In the second study, the team worked with 150 people, trying to find the causal link between parenting styles and policy preferences. During the experiment, the team manipulated the content in a newspaper to either slant for, against, or stay neutral on certain topics. However, the team could not find a definitive link.

Finally, researchers gathered 1,650 people, with 60 percent being parents. The results of this test confirmed their results from the first experiment. Moreover, the paternalistic approach expanded beyond government policy and also reflected their beliefs regarding medicine, education, business, peer-relationships, religion, athletics, and caregiving.

How does parenting impact politics?

“By knowing people’s preferences for helicopter parenting, we can predict people’s views on autonomy vs. coercion in business, religion, sports, peer-relationships, medicine, politics,” Oppenheimer says. “We can even predict how middle-aged people will treat our aging parents in regards to autonomy, which has implications for geriatric health.”
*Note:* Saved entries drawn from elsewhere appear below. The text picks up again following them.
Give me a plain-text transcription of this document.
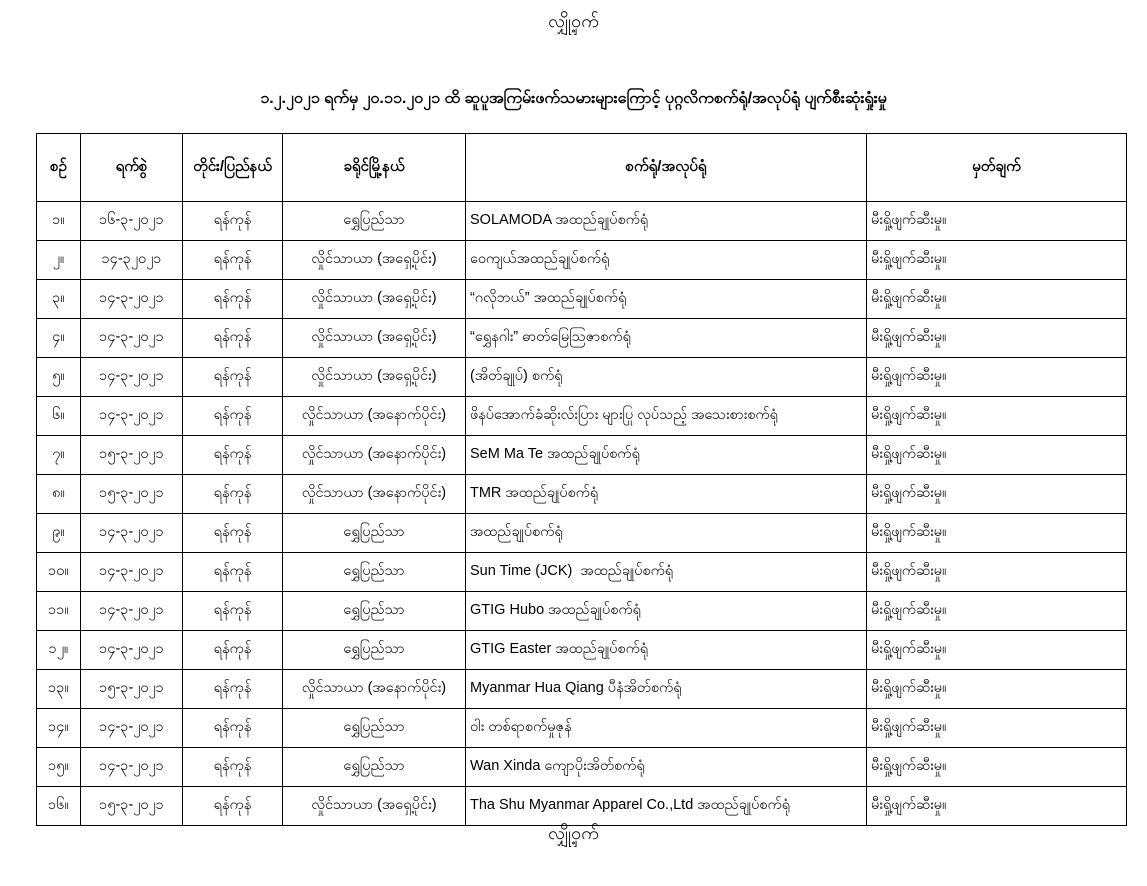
လျှို့ဝှက်
၁.၂.၂၀၂၁ ရက်မှ ၂၀.၁၁.၂၀၂၁ ထိ ဆူပူအကြမ်းဖက်သမားများကြောင့် ပုဂ္ဂလိကစက်ရုံ/အလုပ်ရုံ ပျက်စီးဆုံးရှုံးမှု
စဉ်	ရက်စွဲ	တိုင်း/ပြည်နယ်	ခရိုင်မြို့နယ်	စက်ရုံ/အလုပ်ရုံ	မှတ်ချက်
၁။	၁၆-၃-၂၀၂၁	ရန်ကုန်	ရွှေပြည်သာ	SOLAMODA အထည်ချုပ်စက်ရုံ	မီးရှို့ဖျက်ဆီးမှု။
၂။	၁၄-၃၂၀၂၁	ရန်ကုန်	လှိုင်သာယာ (အရှေ့ပိုင်း)	ဝေကျယ်အထည်ချုပ်စက်ရုံ	မီးရှို့ဖျက်ဆီးမှု။
၃။	၁၄-၃-၂၀၂၁	ရန်ကုန်	လှိုင်သာယာ (အရှေ့ပိုင်း)	“ဂလိုဘယ်” အထည်ချုပ်စက်ရုံ	မီးရှို့ဖျက်ဆီးမှု။
၄။	၁၄-၃-၂၀၂၁	ရန်ကုန်	လှိုင်သာယာ (အရှေ့ပိုင်း)	“ရွှေနဂါး” ဓာတ်မြေဩဇာစက်ရုံ	မီးရှို့ဖျက်ဆီးမှု။
၅။	၁၄-၃-၂၀၂၁	ရန်ကုန်	လှိုင်သာယာ (အရှေ့ပိုင်း)	(အိတ်ချုပ်) စက်ရုံ	မီးရှို့ဖျက်ဆီးမှု။
၆။	၁၄-၃-၂၀၂၁	ရန်ကုန်	လှိုင်သာယာ (အနောက်ပိုင်း)	ဖိနပ်အောက်ခံဆိုးလ်းပြား များပြု လုပ်သည့် အသေးစားစက်ရုံ	မီးရှို့ဖျက်ဆီးမှု။
၇။	၁၅-၃-၂၀၂၁	ရန်ကုန်	လှိုင်သာယာ (အနောက်ပိုင်း)	SeM Ma Te အထည်ချုပ်စက်ရုံ	မီးရှို့ဖျက်ဆီးမှု။
၈။	၁၅-၃-၂၀၂၁	ရန်ကုန်	လှိုင်သာယာ (အနောက်ပိုင်း)	TMR အထည်ချုပ်စက်ရုံ	မီးရှို့ဖျက်ဆီးမှု။
၉။	၁၄-၃-၂၀၂၁	ရန်ကုန်	ရွှေပြည်သာ	အထည်ချုပ်စက်ရုံ	မီးရှို့ဖျက်ဆီးမှု။
၁၀။	၁၄-၃-၂၀၂၁	ရန်ကုန်	ရွှေပြည်သာ	Sun Time (JCK)  အထည်ချုပ်စက်ရုံ	မီးရှို့ဖျက်ဆီးမှု။
၁၁။	၁၄-၃-၂၀၂၁	ရန်ကုန်	ရွှေပြည်သာ	GTIG Hubo အထည်ချုပ်စက်ရုံ	မီးရှို့ဖျက်ဆီးမှု။
၁၂။	၁၄-၃-၂၀၂၁	ရန်ကုန်	ရွှေပြည်သာ	GTIG Easter အထည်ချုပ်စက်ရုံ	မီးရှို့ဖျက်ဆီးမှု။
၁၃။	၁၅-၃-၂၀၂၁	ရန်ကုန်	လှိုင်သာယာ (အနောက်ပိုင်း)	Myanmar Hua Qiang ပီနံအိတ်စက်ရုံ	မီးရှို့ဖျက်ဆီးမှု။
၁၄။	၁၄-၃-၂၀၂၁	ရန်ကုန်	ရွှေပြည်သာ	ဝါး တစ်ရာစက်မှုဇုန်	မီးရှို့ဖျက်ဆီးမှု။
၁၅။	၁၄-၃-၂၀၂၁	ရန်ကုန်	ရွှေပြည်သာ	Wan Xinda ကျောပိုးအိတ်စက်ရုံ	မီးရှို့ဖျက်ဆီးမှု။
၁၆။	၁၅-၃-၂၀၂၁	ရန်ကုန်	လှိုင်သာယာ (အရှေ့ပိုင်း)	Tha Shu Myanmar Apparel Co.,Ltd အထည်ချုပ်စက်ရုံ	မီးရှို့ဖျက်ဆီးမှု။
လျှို့ဝှက်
The researchers say that previous studies have found helicopter parenting to be a detriment to a child’s development. Those reports argue that overprotective parents reduce their child’s levels of autonomy, student engagement, and satisfaction with life. Regardless of those findings, the team says this parenting style is actually becoming more and more popular with parents.

“I don’t want to become alarmist, because we really don’t know whether the effects on children would be the same as the effects on citizens,” Oppenheimer concludes. “But if being helicoptered has similar effects on adults as kids, we would expect to see heightened mental health problems and lower self-efficacy across society at large.”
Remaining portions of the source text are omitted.